Overheard in the Human Resources section of a Government department recently, a staffing consultant referred to a fellow employee as prejudiced in their hiring decisions. When bandied about carelessly and long enough, we lose trust in such clichés. They require too long a pause in the flow of conversation to ensure they are being used accurately, sincerely, in context, and not just as rhetorical diversions.
We have lost so many useful words and powerful expressions through such careless use. Could 'prejudice' and 'anti-semitism' be about to join them? Are we tiring of having to parse them so meticuloulsly everytime we hear them?
Certainly the Holocaust remains despicable stuff. Yet the reason other diasporic peoples sometimes resent Euro-America's institutionalized and reflex references to anti-semitism is precisely that, outside its Euro-centric context, it can seem ... well, euro-centric.
Having migrated away from where they were the majority, each diaspora must adjust to new circumstances as a minority. Initially excluded by the majority from leadership roles in politics or the military, what is a bright young 'Kike' in Europe, 'Paki' in Africa, or 'Chink' in Polynesia to do except excel in those domains left open to them: academia, the arts and business.
The original stereotype within European anti-semitism centered on banking, credit and trade, but Jews in the European diaspora also reveled and excelled in the most exquisite refinements of national literature, music and science in each of their host countries. When those national arts rose to transnational significance to become part of the global legacy, the human canon, Jews, like most diasporic peoples seemed disproportionately represented among those elites and, eventually, were disproportionately resented as well.
Have we so easily forgotten the Indo-Pakistani diaspora in Idi Amin's Uganda. Care to examine the social undertones among Philippinos towards even third and fourth generation Chinese? How about the attitude of local academics toward the rise to prominence of Japanese scholars at the University of Hawaii in the 1980s? And what was the ratio of so-called 'Asian' admissions to Harvard last Fall compared to their proportion in the overall US population?

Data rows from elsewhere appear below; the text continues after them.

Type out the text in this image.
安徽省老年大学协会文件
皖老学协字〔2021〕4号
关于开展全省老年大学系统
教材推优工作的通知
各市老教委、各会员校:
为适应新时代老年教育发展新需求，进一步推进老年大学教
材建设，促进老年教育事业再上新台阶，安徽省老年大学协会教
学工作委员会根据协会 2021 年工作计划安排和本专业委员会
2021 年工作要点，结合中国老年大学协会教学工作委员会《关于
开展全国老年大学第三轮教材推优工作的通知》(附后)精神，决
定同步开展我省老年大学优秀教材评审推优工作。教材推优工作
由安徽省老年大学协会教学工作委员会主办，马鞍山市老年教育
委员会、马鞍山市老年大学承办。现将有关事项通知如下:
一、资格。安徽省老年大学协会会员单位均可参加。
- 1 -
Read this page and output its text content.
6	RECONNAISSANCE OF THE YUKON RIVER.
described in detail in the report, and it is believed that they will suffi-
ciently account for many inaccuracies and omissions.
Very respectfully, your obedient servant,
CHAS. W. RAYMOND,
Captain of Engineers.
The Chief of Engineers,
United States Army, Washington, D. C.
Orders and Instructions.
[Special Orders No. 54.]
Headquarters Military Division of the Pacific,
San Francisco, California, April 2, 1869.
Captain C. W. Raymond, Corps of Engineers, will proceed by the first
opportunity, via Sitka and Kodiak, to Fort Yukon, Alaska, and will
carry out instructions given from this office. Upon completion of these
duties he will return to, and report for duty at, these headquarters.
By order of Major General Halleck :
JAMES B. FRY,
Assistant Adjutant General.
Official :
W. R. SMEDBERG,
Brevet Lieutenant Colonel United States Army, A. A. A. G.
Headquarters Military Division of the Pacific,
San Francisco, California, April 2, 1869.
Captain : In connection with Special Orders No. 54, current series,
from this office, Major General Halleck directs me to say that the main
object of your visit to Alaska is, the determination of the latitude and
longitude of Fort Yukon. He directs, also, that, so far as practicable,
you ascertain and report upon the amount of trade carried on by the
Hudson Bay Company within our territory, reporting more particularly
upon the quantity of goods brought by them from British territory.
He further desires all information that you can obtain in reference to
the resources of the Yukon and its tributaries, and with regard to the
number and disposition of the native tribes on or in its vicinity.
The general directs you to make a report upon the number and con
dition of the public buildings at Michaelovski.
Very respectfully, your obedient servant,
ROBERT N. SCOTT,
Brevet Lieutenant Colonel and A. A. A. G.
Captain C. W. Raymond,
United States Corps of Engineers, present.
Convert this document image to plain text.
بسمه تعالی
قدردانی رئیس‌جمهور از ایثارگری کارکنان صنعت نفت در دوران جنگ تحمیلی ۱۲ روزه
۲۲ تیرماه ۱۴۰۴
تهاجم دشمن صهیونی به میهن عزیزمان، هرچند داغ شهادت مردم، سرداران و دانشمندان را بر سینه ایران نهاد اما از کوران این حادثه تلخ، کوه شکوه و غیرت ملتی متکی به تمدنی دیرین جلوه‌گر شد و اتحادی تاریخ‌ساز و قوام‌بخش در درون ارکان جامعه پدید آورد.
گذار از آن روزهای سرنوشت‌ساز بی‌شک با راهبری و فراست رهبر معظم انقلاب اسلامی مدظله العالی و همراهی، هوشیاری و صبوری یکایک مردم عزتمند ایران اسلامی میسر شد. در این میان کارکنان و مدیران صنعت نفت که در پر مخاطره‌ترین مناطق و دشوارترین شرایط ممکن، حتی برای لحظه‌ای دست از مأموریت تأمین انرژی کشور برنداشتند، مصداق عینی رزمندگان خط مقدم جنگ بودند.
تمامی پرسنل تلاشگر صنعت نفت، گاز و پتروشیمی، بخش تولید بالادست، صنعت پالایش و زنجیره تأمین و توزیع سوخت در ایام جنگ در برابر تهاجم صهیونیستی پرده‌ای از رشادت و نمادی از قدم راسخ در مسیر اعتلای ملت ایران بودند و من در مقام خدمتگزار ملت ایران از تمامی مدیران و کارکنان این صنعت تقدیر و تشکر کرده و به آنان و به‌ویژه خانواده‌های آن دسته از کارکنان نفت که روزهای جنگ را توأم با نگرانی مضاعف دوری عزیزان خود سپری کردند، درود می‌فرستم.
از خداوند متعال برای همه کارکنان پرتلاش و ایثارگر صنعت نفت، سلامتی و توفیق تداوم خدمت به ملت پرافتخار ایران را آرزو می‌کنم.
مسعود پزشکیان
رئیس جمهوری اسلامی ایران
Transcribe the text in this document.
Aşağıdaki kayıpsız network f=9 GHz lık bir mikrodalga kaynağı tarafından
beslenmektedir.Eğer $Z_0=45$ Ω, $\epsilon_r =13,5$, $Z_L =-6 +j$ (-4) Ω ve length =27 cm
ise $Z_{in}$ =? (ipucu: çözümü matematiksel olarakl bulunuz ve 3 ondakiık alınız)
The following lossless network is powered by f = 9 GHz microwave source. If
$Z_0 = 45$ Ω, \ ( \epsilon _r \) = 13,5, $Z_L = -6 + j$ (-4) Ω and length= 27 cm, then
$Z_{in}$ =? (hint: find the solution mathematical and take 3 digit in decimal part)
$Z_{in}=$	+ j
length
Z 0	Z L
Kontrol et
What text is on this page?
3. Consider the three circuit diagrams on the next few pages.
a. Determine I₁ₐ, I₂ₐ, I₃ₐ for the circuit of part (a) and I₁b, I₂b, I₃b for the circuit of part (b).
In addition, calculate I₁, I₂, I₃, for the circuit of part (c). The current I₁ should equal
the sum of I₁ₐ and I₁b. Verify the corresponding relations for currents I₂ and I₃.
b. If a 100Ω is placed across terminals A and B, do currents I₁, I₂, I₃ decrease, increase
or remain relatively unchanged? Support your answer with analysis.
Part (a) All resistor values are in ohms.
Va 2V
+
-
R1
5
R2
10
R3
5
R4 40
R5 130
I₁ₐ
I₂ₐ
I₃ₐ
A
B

I have a friend who is fond of saying, "Beware jargon! It usually indicates a repository of power." That reminder seems especially appropriate when discussing prejudice of all kinds, whether as part of the rage over new Arizona immigration policies, or resistance to Nunavut's Inuit Employment objectives.
While true clichés merely wilt to benign insignificance, the most insidious are co-opted as jargon into the service of organized deception. Whether we call it a 'lobby' or a vested interest, they deliberately marry semantic subterfuge to political correctness in order to contaminate public discourse and cut off debate.
Such silence and censure, over the long haul, end up hindering the desired outcomes of those very lobbies that provoked them.